Lecker. Pizza für alle. Foto: Marie Baumgarten

 

Das Wichtigste ist es, seinen Beruf  mit Leidenschaft auszuüben – und das gilt für jeden Beruf, in dem man gut sein möchte. Diese Lektion vermittelt Paweł Kulczyk nebenan in der Kinderküche. Sein Ziel ist es, die beste Pizza der Welt zu backen, und das gelingt nur, wenn er sein ganzes Herz dort hinein steckt, sagt er: „Ohne Herzblut hat die Arbeit keinen Sinn.“

 

Nach 2 Jahren Pause findet die Kinderspielstadt wieder in Raschau statt. Foto: Marie Baumgarten

 

Wieder zu Hause

Die Kinderspielstadt, die der Verein Pro Liberis Silesiae seit sieben Jahren organisiert, findet nach Umbauarbeiten an der deutsch-polnischen Montessori-Schule übrigens erstmals nach zwei Jahren wieder in Raschau statt. Freude bei den Organisatoren. „Es ist schön, wieder zurück zu kommen. Für mich ist es auch das Zuhause, wo wir angefangen haben. Und es ist einfacher vor Ort zu koordinieren und mit den Kindern zu arbeiten“, sagt Sabina Prokop von Pro Liberis Silesiae.

 

Praxisnahe Chemie-Stunde. Foto: Marie Baumgarten

 

Die Köpfe dampfen

Noch einmal zurück zur Jugend-Uni. Chemie-Lehrerin Renata Hurek will in einem Experiment zeigen, wie die Umwelt den Verlauf der chemischen Reaktion beeinflusst. Und ist damit näher an der Praxis als geplant. „Es ist uns gelungen, hier, auch im Vergleich zu draußen, festzustellen, dass die Temperatur nicht immer zur Beschleunigung des Verlaufs eines Experiments führen muss.
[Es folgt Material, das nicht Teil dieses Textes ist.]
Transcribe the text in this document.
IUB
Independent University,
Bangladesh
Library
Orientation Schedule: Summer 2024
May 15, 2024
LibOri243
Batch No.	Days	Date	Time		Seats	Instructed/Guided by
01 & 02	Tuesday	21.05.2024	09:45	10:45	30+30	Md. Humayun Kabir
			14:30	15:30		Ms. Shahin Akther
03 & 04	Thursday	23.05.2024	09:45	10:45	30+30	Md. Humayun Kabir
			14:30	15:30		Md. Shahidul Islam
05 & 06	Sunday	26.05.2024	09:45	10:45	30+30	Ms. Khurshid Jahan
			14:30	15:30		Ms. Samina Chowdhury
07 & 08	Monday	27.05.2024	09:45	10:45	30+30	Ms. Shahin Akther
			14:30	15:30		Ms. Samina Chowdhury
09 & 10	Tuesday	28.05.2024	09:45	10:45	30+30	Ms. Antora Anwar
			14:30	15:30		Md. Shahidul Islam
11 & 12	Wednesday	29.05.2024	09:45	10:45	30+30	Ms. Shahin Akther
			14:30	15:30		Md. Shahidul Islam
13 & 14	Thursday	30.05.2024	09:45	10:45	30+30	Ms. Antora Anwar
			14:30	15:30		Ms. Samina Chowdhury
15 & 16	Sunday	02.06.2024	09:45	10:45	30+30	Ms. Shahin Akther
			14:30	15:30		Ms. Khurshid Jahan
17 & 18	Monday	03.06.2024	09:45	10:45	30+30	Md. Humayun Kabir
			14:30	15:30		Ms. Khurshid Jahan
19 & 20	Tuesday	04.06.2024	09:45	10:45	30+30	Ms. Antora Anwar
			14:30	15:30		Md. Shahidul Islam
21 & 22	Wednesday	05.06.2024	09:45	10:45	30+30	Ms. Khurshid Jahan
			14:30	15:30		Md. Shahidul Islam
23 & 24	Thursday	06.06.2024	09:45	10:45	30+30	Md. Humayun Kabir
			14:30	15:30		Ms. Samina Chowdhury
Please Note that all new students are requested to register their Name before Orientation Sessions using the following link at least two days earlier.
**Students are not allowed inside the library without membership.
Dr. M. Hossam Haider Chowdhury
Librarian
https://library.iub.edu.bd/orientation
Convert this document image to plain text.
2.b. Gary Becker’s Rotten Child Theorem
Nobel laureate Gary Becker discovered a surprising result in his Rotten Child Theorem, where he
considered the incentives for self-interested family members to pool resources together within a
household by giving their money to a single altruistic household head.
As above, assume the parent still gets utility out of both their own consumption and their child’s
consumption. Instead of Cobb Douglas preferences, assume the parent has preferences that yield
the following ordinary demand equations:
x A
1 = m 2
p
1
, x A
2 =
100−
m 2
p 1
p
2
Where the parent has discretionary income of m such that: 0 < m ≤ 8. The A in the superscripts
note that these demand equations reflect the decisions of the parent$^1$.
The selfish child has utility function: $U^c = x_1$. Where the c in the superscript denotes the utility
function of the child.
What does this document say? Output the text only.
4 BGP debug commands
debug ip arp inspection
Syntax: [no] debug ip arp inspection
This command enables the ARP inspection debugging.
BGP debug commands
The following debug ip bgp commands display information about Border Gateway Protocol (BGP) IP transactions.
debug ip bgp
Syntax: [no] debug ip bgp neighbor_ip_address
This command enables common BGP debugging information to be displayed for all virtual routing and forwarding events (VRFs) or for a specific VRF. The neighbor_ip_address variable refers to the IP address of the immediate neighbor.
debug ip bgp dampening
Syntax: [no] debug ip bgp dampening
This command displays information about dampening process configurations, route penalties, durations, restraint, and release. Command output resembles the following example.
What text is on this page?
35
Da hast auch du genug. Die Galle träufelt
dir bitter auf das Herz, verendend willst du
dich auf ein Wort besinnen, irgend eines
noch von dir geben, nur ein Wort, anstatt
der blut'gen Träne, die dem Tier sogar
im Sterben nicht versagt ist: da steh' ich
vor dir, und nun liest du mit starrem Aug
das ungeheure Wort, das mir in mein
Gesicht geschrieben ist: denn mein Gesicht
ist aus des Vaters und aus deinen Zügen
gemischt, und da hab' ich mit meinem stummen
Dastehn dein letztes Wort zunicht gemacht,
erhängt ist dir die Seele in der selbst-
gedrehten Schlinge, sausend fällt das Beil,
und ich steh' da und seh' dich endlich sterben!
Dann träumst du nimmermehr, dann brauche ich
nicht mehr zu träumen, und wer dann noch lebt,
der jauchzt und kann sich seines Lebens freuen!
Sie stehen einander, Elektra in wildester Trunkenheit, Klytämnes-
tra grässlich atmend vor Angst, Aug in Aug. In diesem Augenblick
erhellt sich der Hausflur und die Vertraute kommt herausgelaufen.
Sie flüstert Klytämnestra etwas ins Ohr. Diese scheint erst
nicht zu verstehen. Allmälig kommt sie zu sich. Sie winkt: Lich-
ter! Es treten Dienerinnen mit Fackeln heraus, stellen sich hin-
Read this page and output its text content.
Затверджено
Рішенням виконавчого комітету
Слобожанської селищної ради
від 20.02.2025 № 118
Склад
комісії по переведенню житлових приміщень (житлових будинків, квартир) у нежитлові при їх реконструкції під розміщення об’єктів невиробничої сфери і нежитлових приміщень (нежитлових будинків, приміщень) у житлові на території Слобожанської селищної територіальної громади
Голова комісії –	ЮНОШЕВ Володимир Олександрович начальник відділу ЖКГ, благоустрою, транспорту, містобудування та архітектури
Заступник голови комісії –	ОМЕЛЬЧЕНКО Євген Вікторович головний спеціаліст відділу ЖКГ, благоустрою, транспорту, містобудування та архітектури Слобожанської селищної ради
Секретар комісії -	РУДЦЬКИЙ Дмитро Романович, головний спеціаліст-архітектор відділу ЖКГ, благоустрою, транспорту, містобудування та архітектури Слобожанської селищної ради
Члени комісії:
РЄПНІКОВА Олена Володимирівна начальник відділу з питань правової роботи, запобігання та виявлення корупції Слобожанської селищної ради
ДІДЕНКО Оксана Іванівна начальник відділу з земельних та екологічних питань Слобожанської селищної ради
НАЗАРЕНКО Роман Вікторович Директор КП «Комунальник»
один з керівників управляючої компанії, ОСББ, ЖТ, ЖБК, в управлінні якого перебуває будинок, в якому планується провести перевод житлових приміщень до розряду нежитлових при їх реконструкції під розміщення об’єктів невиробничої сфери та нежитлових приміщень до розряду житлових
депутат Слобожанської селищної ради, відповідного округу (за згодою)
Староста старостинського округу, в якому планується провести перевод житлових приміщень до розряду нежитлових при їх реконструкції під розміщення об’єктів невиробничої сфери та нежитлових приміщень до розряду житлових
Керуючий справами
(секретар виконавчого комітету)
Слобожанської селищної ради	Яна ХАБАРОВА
Sie kann die chemische Reaktion beschleunigen, aber uns Menschen zugleich verlangsamen“, sagt sie mit einem Augenzwinkern, und die Erschöpfung hört und sieht man ihr an.

 

Am Ende eines langen Tages dampfen so manche Köpfe, so manche Kräfte sind erschöpft. Erleichterung verspricht eine kühle Wasserdusche, unter der die Kinder übermütig herumtollen. Spaß haben sie an diesem Tag allemal. Und der eine oder andere hat nun vielleicht sogar eine Idee davon, was er beim nächsten Mal antworten wird, wenn es heißt: Was willst du denn mal werden, wenn du groß bist?